The "School Readiness for English Language Learners Working Group" expects to make recommendations that will help to prevent these children from falling behind later in their education.
According to the Maryland State Department of Education, school readiness is "the stage of human development that enables a child to engage in, and benefit from, early learning experiences."
Data for Prince George's County gathered through the Maryland Model for School Readiness for the 2009-2010 school year shows that 62 percent of "English Language Learners," or children whose first language is not English, were considered fully ready for school. By comparison, 71 percent of "English-proficient" children were fully ready for school, as cited by a Ready At Five report.
"Persons of Hispanic or Latino origin" made up 13.5 percent of the county's population in 2009, according to the U.S. Census Bureau website.

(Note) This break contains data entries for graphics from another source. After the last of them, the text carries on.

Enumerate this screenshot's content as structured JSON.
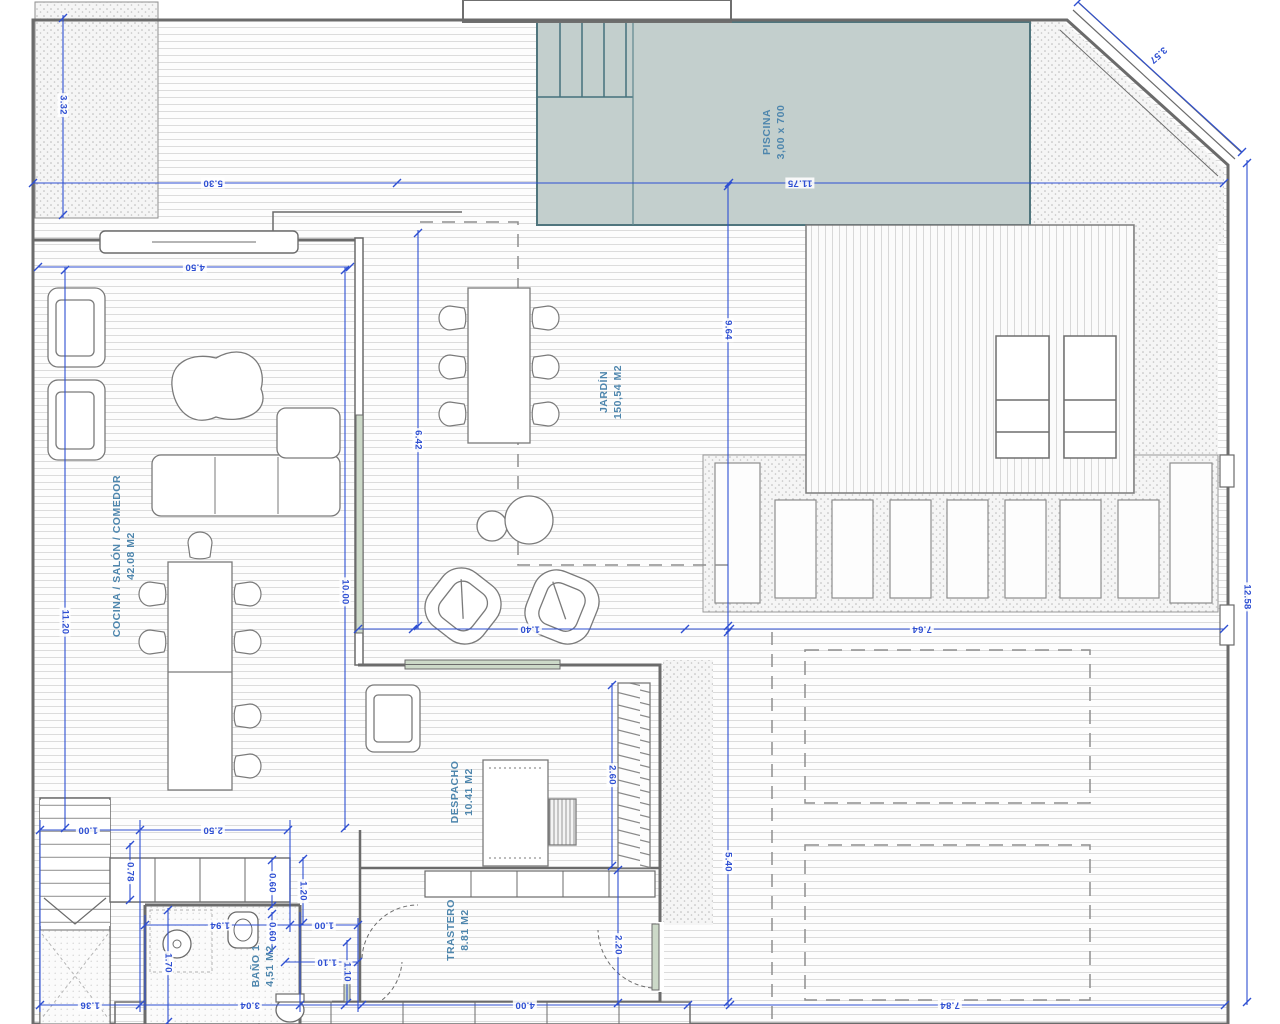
{
  "drawing": {
    "type": "architectural-floor-plan",
    "colors": {
      "dimension_blue": "#2e4fd2",
      "room_label_blue": "#4e86ad",
      "pool_fill": "#c3cfcd",
      "pool_border": "#4f757d",
      "wall_gray": "#6b6b6b",
      "hatch_gray": "#dcdcdc"
    }
  },
  "rooms": {
    "piscina": {
      "name": "PISCINA",
      "detail": "3,00 x 700"
    },
    "jardin": {
      "name": "JARDÍN",
      "detail": "150,54 M2"
    },
    "cocina": {
      "name": "COCINA / SALÓN / COMEDOR",
      "detail": "42.08 M2"
    },
    "despacho": {
      "name": "DESPACHO",
      "detail": "10.41 M2"
    },
    "trastero": {
      "name": "TRASTERO",
      "detail": "8.81 M2"
    },
    "bano": {
      "name": "BAÑO 1",
      "detail": "4,51 M2"
    }
  },
  "dims": {
    "d332": "3.32",
    "d530": "5.30",
    "d1175": "11.75",
    "d357": "3.57",
    "d450": "4.50",
    "d1120": "11.20",
    "d1000": "10.00",
    "d642": "6.42",
    "d964": "9.64",
    "d1258": "12.58",
    "d764": "7.64",
    "d140": "1.40",
    "d250": "2.50",
    "d100a": "1.00",
    "d078": "0.78",
    "d060a": "0.60",
    "d060b": "0.60",
    "d120": "1.20",
    "d194": "1.94",
    "d100b": "1.00",
    "d110a": "1.10",
    "d170": "1.70",
    "d136": "1.36",
    "d304": "3.04",
    "d110b": "1.10",
    "d400": "4.00",
    "d220": "2.20",
    "d260": "2.60",
    "d540": "5.40",
    "d784": "7.84"
  }
}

The county's working group includes representatives from various parts of the public school system as well as other programs and organizations such as the Maryland State Parental Information Resource Center and CentroNia.
One of the main goals of the working group is to find ways to reach out to families that might not otherwise know the resources available for young children.
Jessica Shiller, education director for Advocates for Children and Youth and the nonprofit's representative in the working group, said a lack of outreach to English-language learning families is a major barrier in the county.
"They need to have an education system that responds to a diverse community," said Shiller.
Recognizing that the system can be hard to maneuver, especially for families new to the country, the group is considering how to best consolidate information about the various programs and resources available.
William R. Hite, Jr., superintendent of Prince George's County Public Schools, described a goal for a "one-stop-shop for parents."
In a recent meeting, the group worked to develop a list that included early education programs under the county's public school system as well as organizations run by the state, local governments or nonprofits with either their own programs or ties to education opportunities in the area.
Members also emphasized the importance of including resource centers on the list that would provide information on related issues such as homelessness, pregnancy aid and childcare services.
Another important component is how to get that information out to places where it will be seen and help direct families to the appropriate programs.
Alison Hanks-Sloan, supervisor of the Prince George's County Public Schools' English for Speakers of Other Languages Program, and chair of the working group, said these methods might include television and radio advertisements as well as websites.
Another consideration for the group is whether English-language learning children should be given priority for admission to certain early education programs.
While early education remains the current focus, the group's agenda has recently expanded to include discussions about how to provide additional support to English-language learning high school students before they take the Maryland High School Assessments.
"It's been a learning curve for everybody involved," Hanks-Sloan said.